The expression on her face implied both that she did not believe me and that she did not fault me for lying. But I was lying only partially. “I want to go to Brown because it attracts interesting people,” I said. “And because it’s in the Northeast and it doesn’t have distribution requirements.” I wanted to go to Brown because if I went to Brown, it would mean I was a person who deserved to be there. And also: because if I was a person who deserved to be there and if this was somehow official, then it would mean everything was going to turn out okay.
“Those are great reasons,” Mrs. Stanchak said. “And you know what I want you to do, and I’m giving myself the same assignment? I want you to come up with five other schools that also fit that description. Now, remember that the federal financial aid forms will be available in November, and your parents need to get them in, in January. And you know you’re not applying anywhere early-we’re clear on that?”

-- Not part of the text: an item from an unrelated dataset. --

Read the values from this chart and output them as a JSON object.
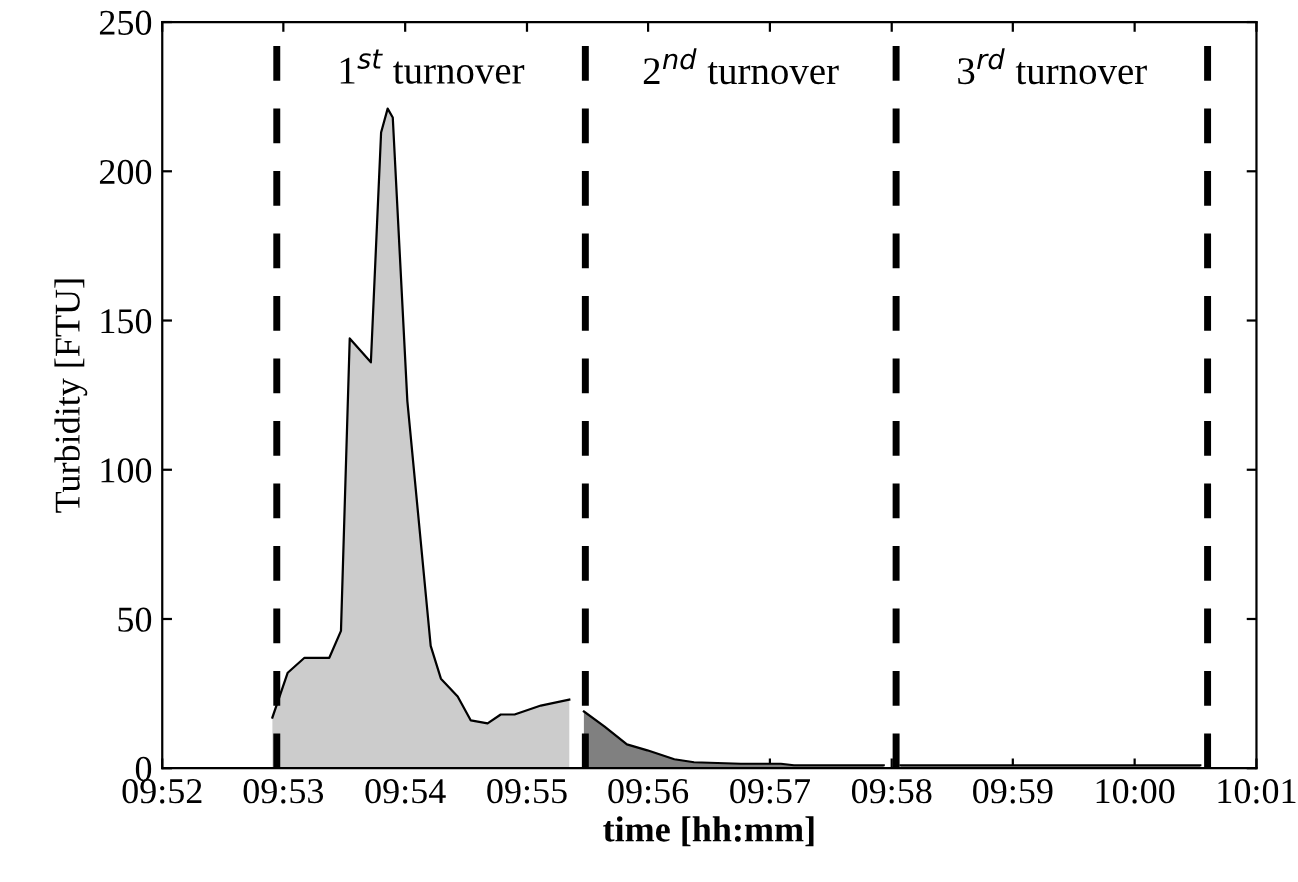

I nodded. It was slightly surreal to speak so openly about money when I was accustomed to considering it the worst possible topic. It was like going to the gynecologist, which I started doing in college-how embarrassed and apologetic I’d feel about the fact that my vagina was in the doctor’s face and how it was both liberating and just weird to remember that there really wasn’t anything to hide, that exposing my vagina was why I was there.
“You can sit here awhile if you want to get collected,” Mrs. Stanchak said.
“That’s all right.” I stood. In equal parts, I was mortified that I had started crying, and I wanted to leave her office while I still looked teary, because maybe Cross would see me and think I had been crying about something that mattered and then I would seem intriguing. “Thank you, Mrs. Stanchak,” I said.
“Thank you, Lee. Do you know why I’m thanking you?”
I shook my head.
“Because you’re the one who’s going to get yourself into college.”
That morning, I’d received a note in my mailbox from Dean Fletcher reprimanding me for missing Sunday chapel and instructing me to report to the dining hall at five p.m. for table wipes, which was basically predinner cleanup. After soccer practice, I walked with wet hair from the gym to the dining hall. I’d never received table wipes before, and I was possibly the only senior who could make this claim, including Martha. As I headed around the circle, the air smelled like burning leaves and the campus was shot with that amber light you see only in the fall, and I felt, as I often did at Ault, both as if I were undeserving and as if the beauty around me was not really mine.
Just before I stepped from the outer hall into the dining room, I heard Cross’s voice, felt a wave of shock, and considered turning around. I shouldn’t have been shocked at all-in addition to being the senior prefect, Cross was one of the three dining hall prefects, and apparently this was his night on duty.
I entered the dining room, where about twenty students were wiping the tables and setting down cloths. Cross was holding a sheet of paper and a pen and laughing while he spoke to two sophomore guys. Even when I was three or four feet away, he did not seem to notice me. “Excuse me, Cross,” I said.